The K_ACheMS v2.0 discussed in this study has been actively run in a test mode for PM2.5 predictions over South Korea since 1 Jan., 2022 (visit website at https://kachems.gist.ac.kr). Figure 4 presents the parts of performances of the K_ACheMS v2.0 through comparisons between PM2.5 observations and PM2.5 predictions. In Fig. 4, three PM2.5 predictions from the K_ACheMS v2.0 and current operational PM2.5 prediction systems at NIER (National Institute of Environmental Research in South Korea) and ECMWF are compared with PM2.5 observations obtained from AIR KOREA. The PM2.5 predictions from the NIER have been based on a different approach of an ensemble average of 20 outputs from 20 combinations among different meteorology and air quality models and emission inventories 19. It can be seen in Fig. 4 that the K_ACheMS v2.0 produced much better PM2.5 predictions than the other two systems at NIER and ECMWF for three major high PM2.5 episodes. The three high PM2.5 episodes shown in Fig. 4 were the ‘biggest’ ones that occurred over the six months, during which the K_ACheMS v2.0 were operated in a test mode (between 1 Jan. and 30 June, 2022).

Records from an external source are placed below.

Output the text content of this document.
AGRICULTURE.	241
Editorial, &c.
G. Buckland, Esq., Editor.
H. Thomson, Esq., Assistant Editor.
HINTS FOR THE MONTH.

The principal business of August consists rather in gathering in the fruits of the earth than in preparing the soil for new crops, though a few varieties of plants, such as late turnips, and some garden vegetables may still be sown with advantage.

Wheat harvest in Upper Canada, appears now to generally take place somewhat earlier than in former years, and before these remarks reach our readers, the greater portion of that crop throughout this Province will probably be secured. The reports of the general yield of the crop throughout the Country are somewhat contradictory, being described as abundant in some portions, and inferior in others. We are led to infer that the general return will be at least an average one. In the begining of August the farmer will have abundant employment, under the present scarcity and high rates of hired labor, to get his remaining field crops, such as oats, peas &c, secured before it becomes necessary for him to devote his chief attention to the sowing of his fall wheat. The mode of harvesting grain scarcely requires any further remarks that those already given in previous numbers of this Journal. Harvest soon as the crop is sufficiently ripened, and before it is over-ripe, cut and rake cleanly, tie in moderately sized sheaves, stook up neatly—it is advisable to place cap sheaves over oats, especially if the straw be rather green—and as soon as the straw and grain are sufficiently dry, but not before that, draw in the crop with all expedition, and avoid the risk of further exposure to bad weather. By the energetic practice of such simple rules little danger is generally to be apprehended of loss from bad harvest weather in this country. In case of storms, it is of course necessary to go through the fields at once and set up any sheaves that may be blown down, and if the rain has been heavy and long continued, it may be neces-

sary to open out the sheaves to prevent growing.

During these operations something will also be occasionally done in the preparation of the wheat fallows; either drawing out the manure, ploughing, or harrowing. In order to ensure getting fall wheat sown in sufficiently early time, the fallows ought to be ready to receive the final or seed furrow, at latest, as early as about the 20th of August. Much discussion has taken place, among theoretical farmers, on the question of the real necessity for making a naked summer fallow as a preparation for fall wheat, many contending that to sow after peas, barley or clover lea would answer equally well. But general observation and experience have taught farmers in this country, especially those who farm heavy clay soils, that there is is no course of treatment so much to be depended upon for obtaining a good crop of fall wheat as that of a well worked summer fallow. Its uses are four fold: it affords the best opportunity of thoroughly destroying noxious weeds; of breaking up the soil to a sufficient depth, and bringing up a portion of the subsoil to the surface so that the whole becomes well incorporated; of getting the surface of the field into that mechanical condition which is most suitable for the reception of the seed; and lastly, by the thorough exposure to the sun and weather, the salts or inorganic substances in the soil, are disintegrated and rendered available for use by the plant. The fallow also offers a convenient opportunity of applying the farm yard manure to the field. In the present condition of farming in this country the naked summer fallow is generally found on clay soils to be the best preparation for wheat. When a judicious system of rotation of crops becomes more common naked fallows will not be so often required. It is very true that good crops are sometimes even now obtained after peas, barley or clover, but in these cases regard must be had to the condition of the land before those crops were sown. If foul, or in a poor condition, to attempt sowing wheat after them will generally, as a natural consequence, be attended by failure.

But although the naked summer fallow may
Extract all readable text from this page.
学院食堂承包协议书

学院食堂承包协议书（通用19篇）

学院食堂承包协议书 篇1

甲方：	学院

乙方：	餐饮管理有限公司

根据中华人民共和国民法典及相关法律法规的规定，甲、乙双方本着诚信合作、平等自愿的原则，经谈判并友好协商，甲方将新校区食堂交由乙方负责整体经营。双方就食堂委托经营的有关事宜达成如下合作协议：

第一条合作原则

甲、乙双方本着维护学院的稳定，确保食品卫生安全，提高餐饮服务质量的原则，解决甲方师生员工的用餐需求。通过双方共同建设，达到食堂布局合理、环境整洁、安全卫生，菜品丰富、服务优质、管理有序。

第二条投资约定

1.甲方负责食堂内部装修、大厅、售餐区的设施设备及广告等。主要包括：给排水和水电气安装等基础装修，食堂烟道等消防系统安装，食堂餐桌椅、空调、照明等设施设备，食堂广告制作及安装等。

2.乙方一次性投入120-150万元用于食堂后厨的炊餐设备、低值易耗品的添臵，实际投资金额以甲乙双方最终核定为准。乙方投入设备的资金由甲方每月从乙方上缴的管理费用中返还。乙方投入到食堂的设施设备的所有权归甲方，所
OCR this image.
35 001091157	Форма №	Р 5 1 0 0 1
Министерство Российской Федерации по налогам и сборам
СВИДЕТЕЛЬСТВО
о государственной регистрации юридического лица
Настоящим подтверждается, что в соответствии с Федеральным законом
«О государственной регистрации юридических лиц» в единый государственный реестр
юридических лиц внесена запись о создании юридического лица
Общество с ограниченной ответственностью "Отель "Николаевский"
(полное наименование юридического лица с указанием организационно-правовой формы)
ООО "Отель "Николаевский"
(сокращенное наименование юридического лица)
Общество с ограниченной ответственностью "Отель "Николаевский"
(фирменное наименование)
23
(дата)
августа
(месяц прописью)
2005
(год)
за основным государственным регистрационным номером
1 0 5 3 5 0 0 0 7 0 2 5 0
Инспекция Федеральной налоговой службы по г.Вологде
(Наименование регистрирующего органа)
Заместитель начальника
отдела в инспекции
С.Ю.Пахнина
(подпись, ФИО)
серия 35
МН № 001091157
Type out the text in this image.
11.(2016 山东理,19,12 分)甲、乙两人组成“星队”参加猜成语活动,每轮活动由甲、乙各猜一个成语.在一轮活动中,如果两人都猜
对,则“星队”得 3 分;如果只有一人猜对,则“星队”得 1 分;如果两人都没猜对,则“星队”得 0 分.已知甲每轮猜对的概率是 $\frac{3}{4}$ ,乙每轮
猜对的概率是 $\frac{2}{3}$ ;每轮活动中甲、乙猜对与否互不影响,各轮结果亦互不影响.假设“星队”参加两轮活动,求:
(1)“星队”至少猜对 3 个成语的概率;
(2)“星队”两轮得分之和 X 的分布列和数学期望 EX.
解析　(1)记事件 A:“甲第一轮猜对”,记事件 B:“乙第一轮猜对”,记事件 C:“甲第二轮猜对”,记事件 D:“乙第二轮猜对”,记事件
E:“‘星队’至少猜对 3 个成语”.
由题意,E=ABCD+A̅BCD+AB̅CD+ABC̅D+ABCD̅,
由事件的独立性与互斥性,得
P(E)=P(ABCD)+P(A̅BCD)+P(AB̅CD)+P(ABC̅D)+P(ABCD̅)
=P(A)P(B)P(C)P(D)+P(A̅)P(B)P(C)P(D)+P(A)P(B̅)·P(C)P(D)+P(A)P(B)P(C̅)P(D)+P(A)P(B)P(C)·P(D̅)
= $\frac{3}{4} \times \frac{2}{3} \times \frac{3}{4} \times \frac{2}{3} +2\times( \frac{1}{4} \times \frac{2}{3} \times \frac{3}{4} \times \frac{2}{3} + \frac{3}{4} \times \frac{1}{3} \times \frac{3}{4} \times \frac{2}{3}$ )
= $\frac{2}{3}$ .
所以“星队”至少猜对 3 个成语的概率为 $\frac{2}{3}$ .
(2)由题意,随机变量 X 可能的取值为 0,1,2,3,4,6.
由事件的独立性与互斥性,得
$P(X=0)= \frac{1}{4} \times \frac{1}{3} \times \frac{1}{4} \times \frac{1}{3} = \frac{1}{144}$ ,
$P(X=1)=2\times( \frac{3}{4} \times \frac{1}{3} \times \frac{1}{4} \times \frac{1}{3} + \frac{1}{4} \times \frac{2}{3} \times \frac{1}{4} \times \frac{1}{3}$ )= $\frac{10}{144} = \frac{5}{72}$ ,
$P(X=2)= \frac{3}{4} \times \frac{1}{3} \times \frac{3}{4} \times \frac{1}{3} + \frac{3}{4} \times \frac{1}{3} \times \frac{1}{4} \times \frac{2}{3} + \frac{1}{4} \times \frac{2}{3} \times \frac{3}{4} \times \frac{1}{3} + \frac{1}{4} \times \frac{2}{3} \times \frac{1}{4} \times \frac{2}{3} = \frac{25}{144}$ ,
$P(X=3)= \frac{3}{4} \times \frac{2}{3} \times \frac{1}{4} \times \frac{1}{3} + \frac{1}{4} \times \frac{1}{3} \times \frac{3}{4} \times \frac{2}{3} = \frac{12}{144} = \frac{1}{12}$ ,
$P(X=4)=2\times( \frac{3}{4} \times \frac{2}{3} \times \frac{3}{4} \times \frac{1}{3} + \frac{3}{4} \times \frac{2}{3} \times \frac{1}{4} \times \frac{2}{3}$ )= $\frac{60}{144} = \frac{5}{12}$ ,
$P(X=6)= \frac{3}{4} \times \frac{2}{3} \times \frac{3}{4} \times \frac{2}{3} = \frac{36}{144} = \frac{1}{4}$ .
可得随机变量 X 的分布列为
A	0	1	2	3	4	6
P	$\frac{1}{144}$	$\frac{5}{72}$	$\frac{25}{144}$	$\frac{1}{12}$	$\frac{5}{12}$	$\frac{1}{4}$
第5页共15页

During the six-month test period, the IOA and HR from the K_ACheMS v2.0 were 0.78 and 67%, respectively. These numbers were substantially higher than those produced by the ECMWF prediction system (IOA: 0.76 and HR: 54%). Although the PM2.5 predictions from the NIER system were not released yet, annual averaged HR of the NIER system has been reported to be approximately 55%. Further analyses are made in Supplementary Section 11 (refer to Supplementary Tables 7 and 8). Based on these analyses, the new PM2.5 prediction system proposed in this study appears to have been working very well for the first six-month test period, although a comprehensive performance report on the one year-long test is scheduled to be issued at the end of 2022 including the PM2.5 predictions from the NIER system.
When developing the K_ACheMS v2.0, we have also put some parallel efforts into developing machine learning techniques to correct errors and biases resulting from air quality model simulations. We call this process ‘error and bias correction via machine learning’. For this process, we have selected the machine learning technique of ‘XGBoost (eXteme Gradient Boost)’ 20. We find that this technique has been particularly effective in terms of enhancing ‘HRs’ without showing great advantages in improving IOAs. This will also be discussed further in Supplementary Section 12.